The plaintiff, who was not satisfied with this decision, thereupon, appealed to the Court of Appeal, and apart from filing his notice and grounds of appeal, learned counsel representing him, Chief F. R. A. Williams S.A.N., filed a notice of application pursuant to s.259(3) of the Constitution (that is, the Constitution of the Federal Republic of Nigeria 1979) and applied that certain questions be referred to this Court. The questions which learned counsel sought to be referred are as follows:
(1) Whether the Governor of Anambra State is the proper authority to exercise the powers or functions vested in or exercisable by the Military Governor under the provisions of the Land Use Act;
(2) Whether in accordance with the provisions of section 1 of the constitution any provisions (sic) of the Land Use Act, which is inconsistent with the Constitution, is void to the extent of the inconsistency (as claimed by the plaintiff).

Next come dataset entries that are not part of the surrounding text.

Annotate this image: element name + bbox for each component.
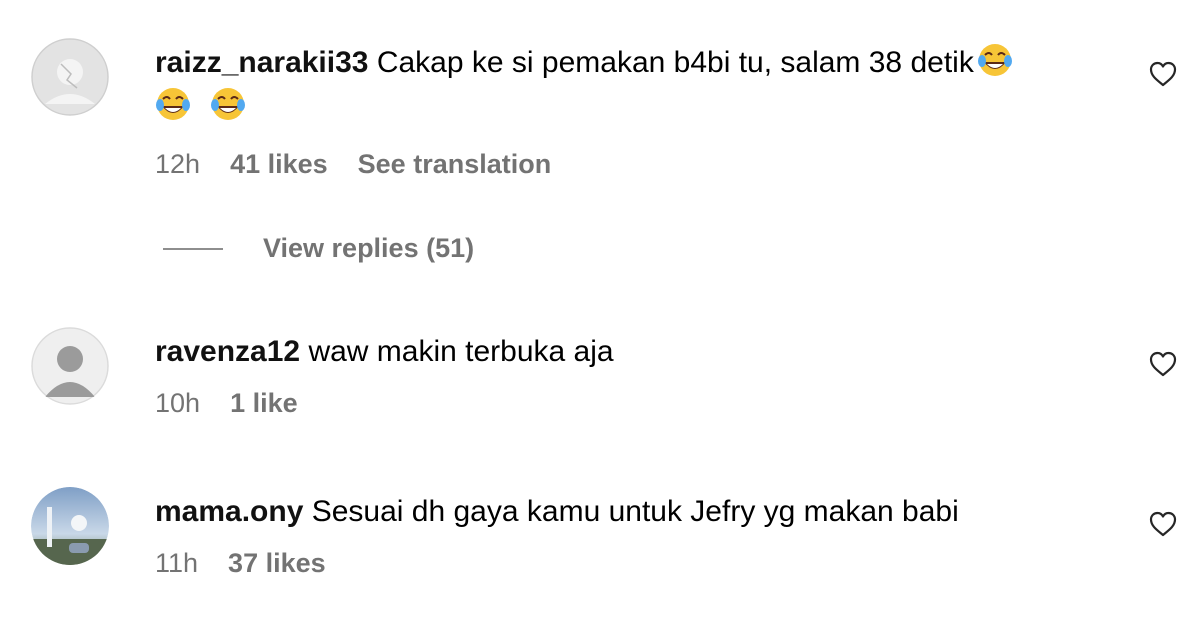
comment-body: Cakap ke si pemakan b4bi tu, salam 38 de… [376,46,974,79]
avatar[interactable] [31,38,109,116]
comment-body: Sesuai dh gaya kamu untuk Jefry yg makan… [311,495,959,528]
comment-text: ravenza12 waw makin terbuka aja [155,330,1115,374]
avatar[interactable] [31,487,109,565]
comment-text: raizz_narakii33 Cakap ke si pemakan b4bi… [155,41,1115,129]
see-translation-link[interactable]: See translation [358,149,552,180]
comment-time[interactable]: 12h [155,149,200,180]
comment-likes[interactable]: 1 like [230,388,298,419]
view-replies-label: View replies (51) [263,233,475,263]
comment-username[interactable]: mama.ony [155,495,303,528]
replies-divider [163,247,223,250]
comment-username[interactable]: ravenza12 [155,335,300,368]
heart-icon[interactable] [1147,348,1179,380]
broken-image-avatar-icon [31,38,109,116]
comment-username[interactable]: raizz_narakii33 [155,46,368,79]
heart-icon[interactable] [1147,508,1179,540]
comment-likes[interactable]: 41 likes [230,149,328,180]
avatar[interactable] [31,327,109,405]
face-with-tears-of-joy-icon [977,44,1012,76]
view-replies-button[interactable]: View replies (51) [163,233,474,264]
comment-meta: 11h 37 likes [155,548,1115,579]
comment-body: waw makin terbuka aja [308,335,614,368]
comment-meta: 10h 1 like [155,388,1115,419]
comment-time[interactable]: 11h [155,548,198,579]
heart-icon[interactable] [1147,58,1179,90]
comment-likes[interactable]: 37 likes [228,548,326,579]
comment-meta: 12h 41 likes See translation [155,149,1115,180]
comment-text: mama.ony Sesuai dh gaya kamu untuk Jefry… [155,490,1115,534]
face-with-tears-of-joy-icon [211,88,246,120]
default-user-avatar-icon [31,327,109,405]
photo-avatar-icon [31,487,109,565]
comment-time[interactable]: 10h [155,388,200,419]
face-with-tears-of-joy-icon [156,88,190,120]
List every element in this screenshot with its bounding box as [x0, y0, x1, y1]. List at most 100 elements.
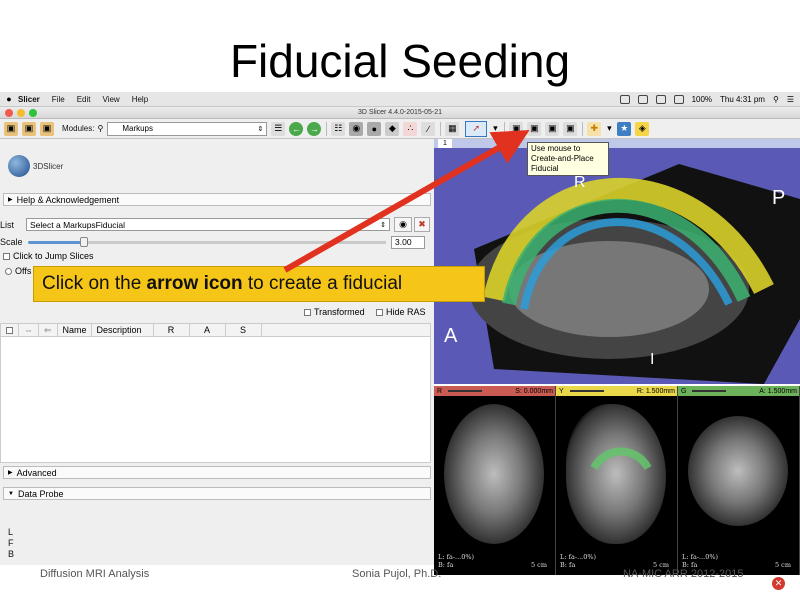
python-icon[interactable]: ◈ [635, 121, 650, 136]
green-slice-controller[interactable]: G A: 1.500mm [678, 386, 799, 396]
menu-help[interactable]: Help [132, 95, 148, 104]
battery-icon[interactable] [673, 94, 684, 104]
red-slice-slider[interactable] [448, 390, 483, 392]
jump-slices-row: Click to Jump Slices [3, 251, 94, 261]
scale-slider-handle[interactable] [80, 237, 88, 247]
window-title: 3D Slicer 4.4.0-2015-05-21 [357, 109, 443, 116]
chevron-right-icon: ▶ [8, 197, 13, 203]
column-s[interactable]: S [226, 323, 262, 337]
footer-right: NA-MIC ARR 2012-2015 [623, 568, 744, 580]
markups-list-selector[interactable]: Select a MarkupsFiducial ⇕ [26, 218, 390, 231]
scale-slider[interactable] [28, 237, 386, 247]
probe-letter-f: F [8, 538, 14, 548]
hide-ras-checkbox[interactable] [376, 309, 383, 317]
dropbox-icon[interactable] [619, 94, 630, 104]
window-titlebar: 3D Slicer 4.4.0-2015-05-21 [0, 107, 800, 119]
forward-arrow-icon[interactable]: → [307, 121, 322, 136]
apple-icon[interactable]: ● [0, 94, 18, 104]
notification-list-icon[interactable]: ☰ [787, 95, 794, 104]
delete-list-button[interactable]: ✖ [414, 217, 430, 232]
column-a[interactable]: A [190, 323, 226, 337]
main-toolbar: ▣ ▣ ▣ Modules: ⚲ Markups ⇕ ☰ ← → ☷ ◉ ● ◆… [0, 119, 800, 139]
models-module-icon[interactable]: ● [367, 121, 382, 136]
column-name[interactable]: Name [58, 323, 92, 337]
hide-ras-label: Hide RAS [386, 307, 426, 317]
wifi-icon[interactable] [655, 94, 666, 104]
menu-file[interactable]: File [52, 95, 65, 104]
screenshot-icon[interactable]: ▣ [509, 121, 524, 136]
menu-view[interactable]: View [102, 95, 119, 104]
list-label: List [0, 220, 15, 230]
editor-module-icon[interactable]: ∴ [403, 121, 418, 136]
crosshair-dropdown[interactable]: ▾ [605, 121, 614, 136]
yellow-label-layer: L: fa-...0%) [560, 553, 597, 561]
place-mode-dropdown[interactable]: ▾ [491, 121, 500, 136]
scale-label: Scale [0, 237, 23, 247]
slice-view-yellow[interactable]: Y R: 1.500mm L: fa-...0%) B: fa 5 cm [556, 386, 678, 575]
transformed-label: Transformed [314, 307, 365, 317]
visibility-column-icon[interactable]: ⇐ [39, 323, 58, 337]
jump-slices-checkbox[interactable] [3, 253, 10, 261]
column-description[interactable]: Description [92, 323, 154, 337]
red-slice-offset: S: 0.000mm [515, 387, 553, 395]
3d-view[interactable]: 1 R P A I [434, 139, 800, 384]
python-interactor-icon[interactable]: ▣ [563, 121, 578, 136]
arrow-place-icon: ➚ [472, 123, 481, 133]
scale-slider-track [84, 241, 386, 244]
scale-spinbox[interactable]: 3.00 [391, 236, 425, 249]
volumes-module-icon[interactable]: ◉ [349, 121, 364, 136]
data-module-icon[interactable]: ☷ [331, 121, 346, 136]
help-section-header[interactable]: ▶ Help & Acknowledgement [3, 193, 431, 206]
place-fiducial-arrow-button[interactable]: ➚ [465, 120, 488, 137]
slice-view-green[interactable]: G A: 1.500mm L: fa-...0%) B: fa 5 cm [678, 386, 800, 575]
yellow-slice-layer-labels: L: fa-...0%) B: fa [560, 553, 596, 569]
scene-view-icon[interactable]: ▣ [527, 121, 542, 136]
red-slice-controller[interactable]: R S: 0.000mm [434, 386, 555, 396]
toolbar-separator [582, 121, 584, 136]
advanced-section-header[interactable]: ▶ Advanced [3, 466, 431, 479]
slice-view-red[interactable]: R S: 0.000mm L: fa-...0%) B: fa 5 cm [434, 386, 556, 575]
macos-menubar: ● Slicer File Edit View Help 100% Thu 4:… [0, 92, 800, 107]
offset-radio[interactable] [5, 268, 12, 276]
crosshair-icon[interactable]: ✚ [587, 121, 602, 136]
jump-slices-label: Click to Jump Slices [13, 251, 94, 261]
select-column-checkbox[interactable] [1, 323, 19, 337]
hide-ras-row: Hide RAS [376, 307, 426, 317]
load-dicom-icon[interactable]: ▣ [22, 121, 36, 136]
save-icon[interactable]: ▣ [40, 121, 54, 136]
measure-module-icon[interactable]: ∕ [421, 121, 436, 136]
chevron-down-icon: ⇕ [257, 125, 264, 133]
orientation-p: P [772, 187, 786, 209]
red-label-layer: L: fa-...0%) [438, 553, 475, 561]
module-search-icon[interactable]: ⚲ [97, 124, 103, 133]
green-slice-slider[interactable] [692, 390, 727, 392]
menu-edit[interactable]: Edit [77, 95, 91, 104]
module-history-icon[interactable]: ☰ [271, 121, 286, 136]
load-data-icon[interactable]: ▣ [4, 121, 18, 136]
module-selector[interactable]: Markups ⇕ [107, 121, 268, 136]
menu-slicer[interactable]: Slicer [18, 95, 40, 104]
transformed-row: Transformed [304, 307, 365, 317]
markups-list-value: Select a MarkupsFiducial [30, 219, 125, 230]
spotlight-search-icon[interactable]: ⚲ [773, 95, 779, 104]
slicer-help-icon[interactable]: ★ [617, 121, 632, 136]
data-probe-section-header[interactable]: ▼ Data Probe [3, 487, 431, 500]
modules-label: Modules: [62, 124, 95, 133]
data-probe-letters: L F B [8, 527, 14, 560]
offset-label: Offs [15, 266, 32, 276]
display-icon[interactable] [637, 94, 648, 104]
clock[interactable]: Thu 4:31 pm [720, 95, 765, 104]
slice-views: R S: 0.000mm L: fa-...0%) B: fa 5 cm Y R… [434, 386, 800, 575]
transforms-module-icon[interactable]: ◆ [385, 121, 400, 136]
visibility-eye-button[interactable]: ◉ [394, 217, 412, 232]
data-probe-section-label: Data Probe [17, 488, 64, 499]
lock-column-icon[interactable]: ⇔ [19, 323, 39, 337]
footer-center: Sonia Pujol, Ph.D. [352, 568, 442, 580]
transformed-checkbox[interactable] [304, 309, 311, 317]
probe-letter-b: B [8, 549, 15, 559]
close-icon[interactable]: ✕ [772, 577, 785, 590]
column-r[interactable]: R [154, 323, 190, 337]
back-arrow-icon[interactable]: ← [289, 121, 304, 136]
layout-icon[interactable]: ▦ [445, 121, 460, 136]
extension-manager-icon[interactable]: ▣ [545, 121, 560, 136]
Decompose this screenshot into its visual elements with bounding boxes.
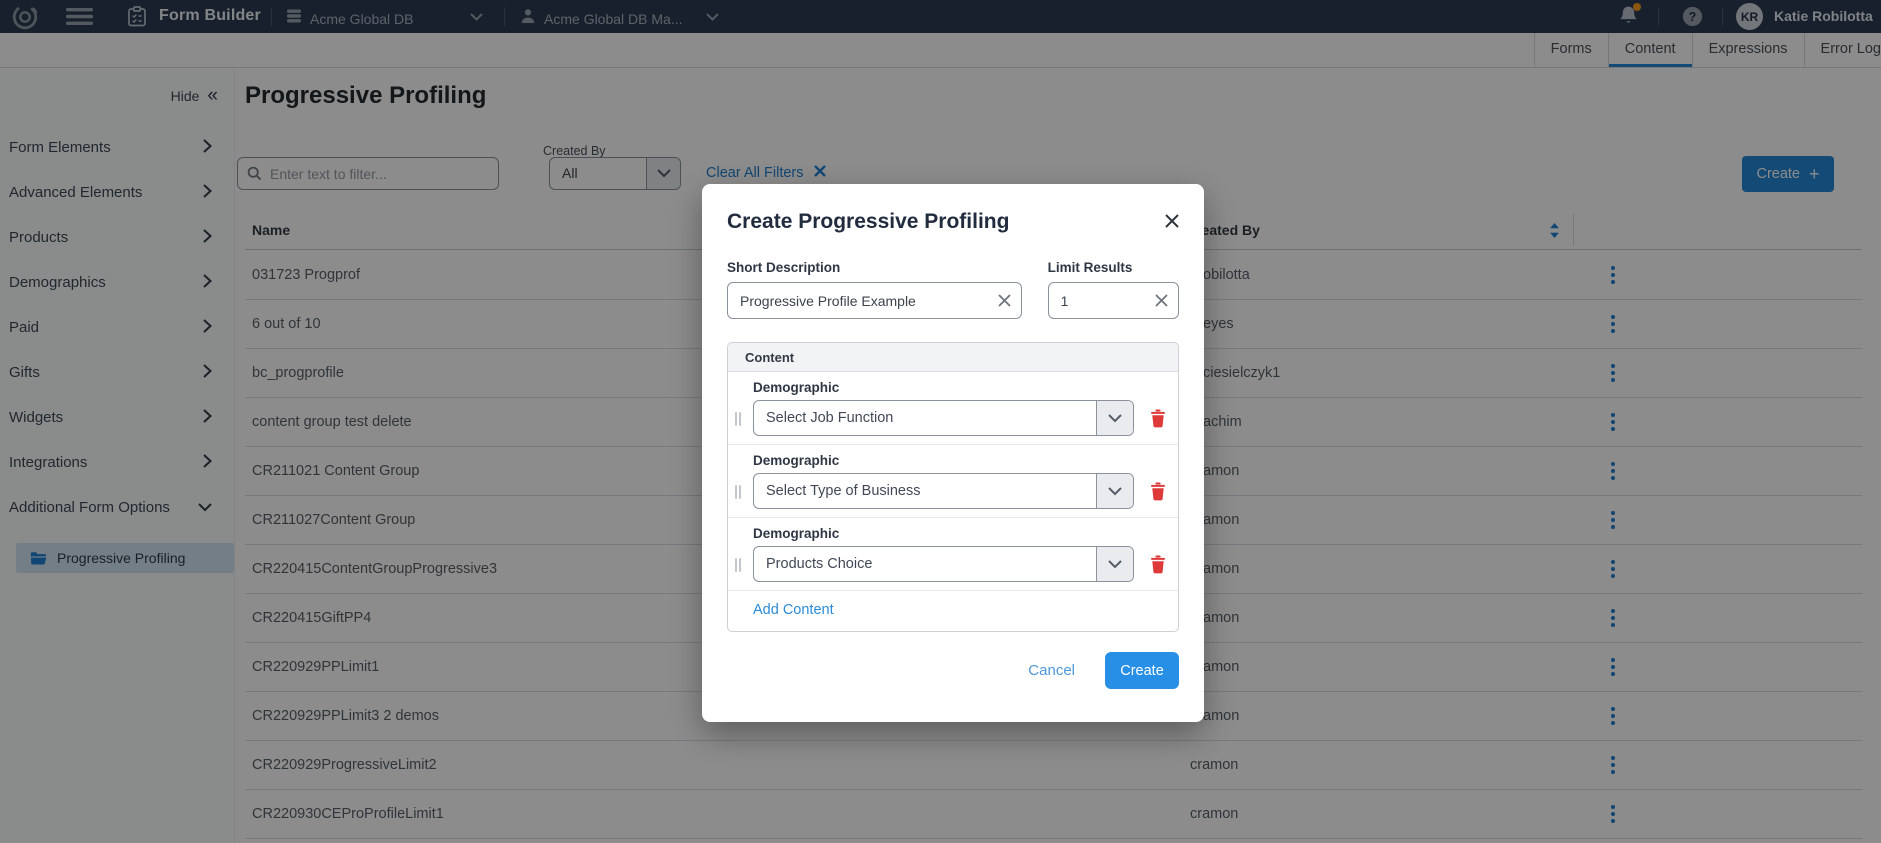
- short-description-field: Short Description Progressive Profile Ex…: [727, 260, 1022, 319]
- short-description-input[interactable]: Progressive Profile Example: [727, 282, 1022, 319]
- add-content-link[interactable]: Add Content: [753, 602, 834, 618]
- short-description-label: Short Description: [727, 260, 1022, 275]
- content-item-label: Demographic: [753, 526, 1134, 541]
- modal-title: Create Progressive Profiling: [727, 210, 1009, 234]
- clear-input-icon[interactable]: [998, 294, 1011, 307]
- demographic-select[interactable]: Select Type of Business: [753, 473, 1134, 509]
- content-item: Demographic Select Job Function: [728, 372, 1178, 444]
- drag-handle-icon[interactable]: [735, 485, 741, 499]
- content-item: Demographic Select Type of Business: [728, 444, 1178, 517]
- drag-handle-icon[interactable]: [735, 412, 741, 426]
- create-progressive-profiling-modal: Create Progressive Profiling Short Descr…: [702, 184, 1204, 722]
- content-section: Content Demographic Select Job Function …: [727, 342, 1179, 632]
- cancel-button[interactable]: Cancel: [1028, 662, 1075, 679]
- chevron-down-icon: [1096, 547, 1133, 581]
- delete-content-icon[interactable]: [1149, 409, 1167, 433]
- demographic-select-value: Select Job Function: [754, 401, 1096, 435]
- modal-create-button[interactable]: Create: [1105, 652, 1179, 689]
- delete-content-icon[interactable]: [1149, 482, 1167, 506]
- demographic-select[interactable]: Products Choice: [753, 546, 1134, 582]
- demographic-select-value: Products Choice: [754, 547, 1096, 581]
- limit-results-field: Limit Results 1: [1048, 260, 1179, 319]
- limit-results-value: 1: [1061, 293, 1155, 309]
- short-description-value: Progressive Profile Example: [740, 293, 998, 309]
- delete-content-icon[interactable]: [1149, 555, 1167, 579]
- modal-fields: Short Description Progressive Profile Ex…: [702, 260, 1204, 319]
- modal-footer: Cancel Create: [702, 632, 1204, 689]
- chevron-down-icon: [1096, 474, 1133, 508]
- demographic-select-value: Select Type of Business: [754, 474, 1096, 508]
- content-footer: Add Content: [728, 590, 1178, 619]
- chevron-down-icon: [1096, 401, 1133, 435]
- limit-results-label: Limit Results: [1048, 260, 1179, 275]
- clear-input-icon[interactable]: [1155, 294, 1168, 307]
- demographic-select[interactable]: Select Job Function: [753, 400, 1134, 436]
- limit-results-input[interactable]: 1: [1048, 282, 1179, 319]
- content-items: Demographic Select Job Function Demograp…: [728, 372, 1178, 590]
- drag-handle-icon[interactable]: [735, 558, 741, 572]
- content-item-label: Demographic: [753, 380, 1134, 395]
- content-item-label: Demographic: [753, 453, 1134, 468]
- content-section-header: Content: [728, 343, 1178, 372]
- close-icon[interactable]: [1165, 214, 1179, 233]
- modal-header: Create Progressive Profiling: [702, 184, 1204, 234]
- content-item: Demographic Products Choice: [728, 517, 1178, 590]
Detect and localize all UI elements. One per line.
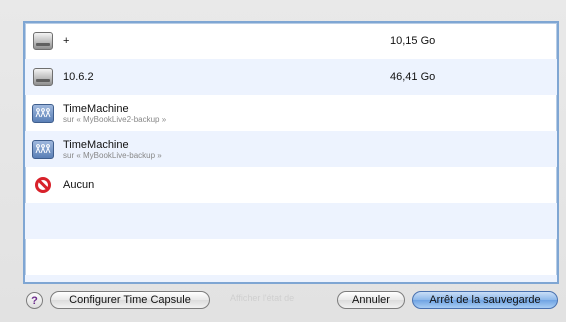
list-item[interactable]: Aucun xyxy=(25,167,557,203)
no-entry-icon xyxy=(35,177,51,193)
list-item[interactable]: 10.6.2 46,41 Go xyxy=(25,59,557,95)
row-icon-wrap xyxy=(32,30,54,52)
empty-row xyxy=(25,239,557,275)
disk-name: + xyxy=(63,35,70,47)
time-machine-disk-selection-sheet: + 10,15 Go 10.6.2 46,41 Go TimeMachine s… xyxy=(0,0,566,322)
disk-name: TimeMachine xyxy=(63,138,129,151)
row-icon-wrap xyxy=(32,174,54,196)
list-item[interactable]: + 10,15 Go xyxy=(25,23,557,59)
hard-drive-icon xyxy=(33,32,53,50)
disk-size: 46,41 Go xyxy=(390,71,436,83)
disk-size: 10,15 Go xyxy=(390,35,436,47)
disk-location: sur « MyBookLive-backup » xyxy=(63,150,162,160)
empty-row xyxy=(25,203,557,239)
network-volume-icon xyxy=(32,103,54,123)
row-text: Aucun xyxy=(63,179,94,191)
cancel-button[interactable]: Annuler xyxy=(337,291,405,309)
backup-disk-list[interactable]: + 10,15 Go 10.6.2 46,41 Go TimeMachine s… xyxy=(23,21,559,284)
list-item[interactable]: TimeMachine sur « MyBookLive2-backup » xyxy=(25,95,557,131)
hard-drive-icon xyxy=(33,68,53,86)
stop-backup-button[interactable]: Arrêt de la sauvegarde xyxy=(412,291,558,309)
configure-time-capsule-button[interactable]: Configurer Time Capsule xyxy=(50,291,210,309)
disk-name: TimeMachine xyxy=(63,102,129,115)
disk-name: 10.6.2 xyxy=(63,71,94,83)
row-text: TimeMachine sur « MyBookLive2-backup » xyxy=(63,103,166,124)
row-text: + xyxy=(63,35,69,47)
network-volume-icon xyxy=(32,139,54,159)
disk-name: Aucun xyxy=(63,179,95,191)
help-button[interactable]: ? xyxy=(26,292,43,309)
empty-row xyxy=(25,275,557,282)
background-status-text: Afficher l'état de xyxy=(230,293,295,303)
row-text: TimeMachine sur « MyBookLive-backup » xyxy=(63,139,162,160)
disk-location: sur « MyBookLive2-backup » xyxy=(63,114,167,124)
row-icon-wrap xyxy=(32,66,54,88)
row-text: 10.6.2 xyxy=(63,71,94,83)
list-item[interactable]: TimeMachine sur « MyBookLive-backup » xyxy=(25,131,557,167)
row-icon-wrap xyxy=(32,102,54,124)
row-icon-wrap xyxy=(32,138,54,160)
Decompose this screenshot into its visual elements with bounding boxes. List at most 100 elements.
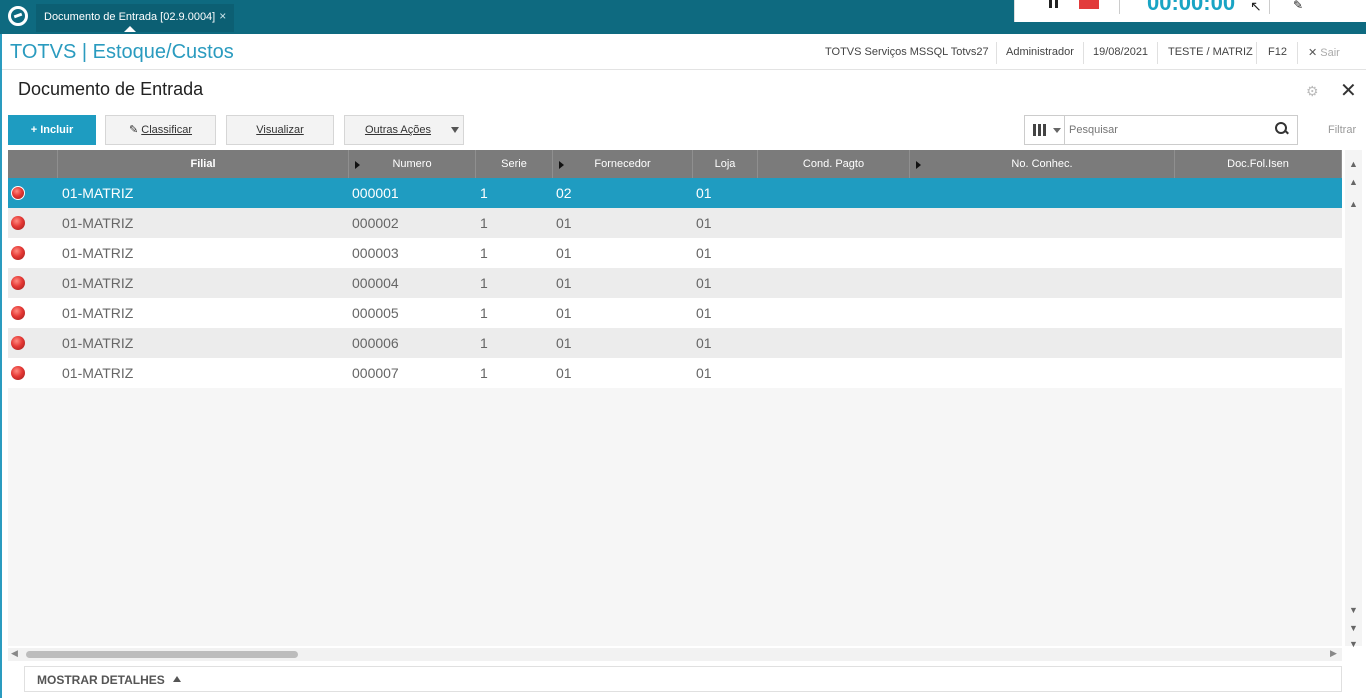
recorder-timer: 00:00:00 [1147, 0, 1236, 15]
column-header-status[interactable] [8, 150, 58, 178]
cell-numero: 000005 [352, 305, 399, 321]
gear-icon[interactable]: ⚙ [1306, 83, 1319, 100]
divider [1083, 42, 1084, 64]
column-header-doc-fol-isen[interactable]: Doc.Fol.Isen [1175, 150, 1342, 178]
divider [1256, 42, 1257, 64]
cell-loja: 01 [696, 275, 712, 291]
scroll-bottom-icon[interactable]: ▼ [1345, 636, 1362, 652]
status-red-icon[interactable] [11, 336, 25, 350]
table-row[interactable]: 01-MATRIZ 000001 1 02 01 [8, 178, 1342, 208]
divider [996, 42, 997, 64]
table-row[interactable]: 01-MATRIZ 000003 1 01 01 [8, 238, 1342, 268]
exit-button[interactable]: ✕ Sair [1308, 46, 1340, 59]
column-header-no-conhec[interactable]: No. Conhec. [910, 150, 1175, 178]
cell-serie: 1 [480, 305, 488, 321]
chevron-down-icon [451, 127, 459, 133]
tab-documento-entrada[interactable]: Documento de Entrada [02.9.0004] × [36, 4, 235, 32]
pen-icon[interactable]: ✎ [1293, 0, 1303, 12]
plus-icon: + [30, 124, 38, 136]
cell-numero: 000004 [352, 275, 399, 291]
status-red-icon[interactable] [11, 366, 25, 380]
more-actions-button[interactable]: Outras Ações [344, 115, 464, 145]
vertical-scrollbar[interactable]: ▲ ▲ ▲ ▼ ▼ ▼ [1345, 150, 1362, 649]
table-row[interactable]: 01-MATRIZ 000005 1 01 01 [8, 298, 1342, 328]
column-header-numero[interactable]: Numero [349, 150, 476, 178]
cell-fornecedor: 01 [556, 335, 572, 351]
tab-active-caret-icon [124, 26, 136, 32]
filter-button[interactable]: Filtrar [1328, 124, 1356, 136]
cell-serie: 1 [480, 215, 488, 231]
column-header-loja[interactable]: Loja [693, 150, 758, 178]
view-label: Visualizar [256, 124, 304, 136]
column-header-serie[interactable]: Serie [476, 150, 553, 178]
table-row[interactable]: 01-MATRIZ 000002 1 01 01 [8, 208, 1342, 238]
view-button[interactable]: Visualizar [226, 115, 334, 145]
tab-close-icon[interactable]: × [219, 9, 226, 23]
company-label[interactable]: TESTE / MATRIZ [1168, 46, 1253, 58]
column-header-filial[interactable]: Filial [58, 150, 349, 178]
details-bar: MOSTRAR DETALHES [24, 666, 1342, 692]
search-input[interactable] [1069, 122, 1269, 138]
table-row[interactable]: 01-MATRIZ 000004 1 01 01 [8, 268, 1342, 298]
cell-filial: 01-MATRIZ [62, 365, 134, 381]
cell-serie: 1 [480, 185, 488, 201]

(3) In the alternative to question 2 whether section 28 of the Land Use Act authorises the compulsory acquisition of State land leased by the Government to an individual in accordance with the State Lands Law.
(4) In view of the provisions of section 274(6) of the Constitution that the Land Use Act shall continue to have effect as a Federal enactment as if it related to a matter in the Exclusive Legislative List, has the High Court of a State jurisdiction to entertain plaintiffs claim
The court of Appeal having heard the submissions of learned counsel, Chief Williams, and the Attorney-General of Anambra State, opposing, decided to refer the questions to this court. The Court of Appeal was influenced in its decision by the fact that there had been divergent decisions of the High Court on the matter. The court of Appeal referred to four such decisions and held that the law involved in this matter, that is, the validity of the Land Use Act vis-a-vis the Constitution, is not only unsettled, but it involves substantial legal issues. However the fourth question which deals with the jurisdiction of a State High Court in regard to a Federal enactment has been fully answered by this Court in the case of Bronik Motor Ltd. v. Wema Bank Ltd. (1983) 1 S.C. N.L.R. 296. We are in consequence, left to deal with the request in regard to only three questions.
When this matter came before us, we ordered, in view of the great importance of this matter, that the Attorney-General of the Federation and the Attorney-General of each of the States be put on notice and requested their appearance as amici curiae, to assist us to come to a just decision in the matter. We took submissions from all counsel representing the Federal Attorney-General and the Attorneys-General of the States that responded to our request, apart from submissions from the learned counsel representing the plaintiff, Chief R. A. Williams and also the learned counsel representing the defendant, Mr. Njelita. It is important to mention here the various submissions of learned counsel.
In a well prepared brief, Chief Williams directed the attention of this Court to the divergent decisions of some of the various High Courts in the State. The High Courts of Oyo, Anambra, Borno, Lagos and Ondo have each dealt with the issue of the constitutionality of the Land Use Act but the learned judges who made pronouncements in regard thereto had divergent views.
Chief Williams submitted, in his brief aforesaid, that without reference to the decided cases heretofore referred to the question would simply have been reduced to whether there is anything in the Constitution which requires the reading of references to “Military Governor” in the Land Use Act as if they were references to Governor of a State. Learned counsel then referred to sections 274 and 276 of the Constitution as the relevant constitutional provisions.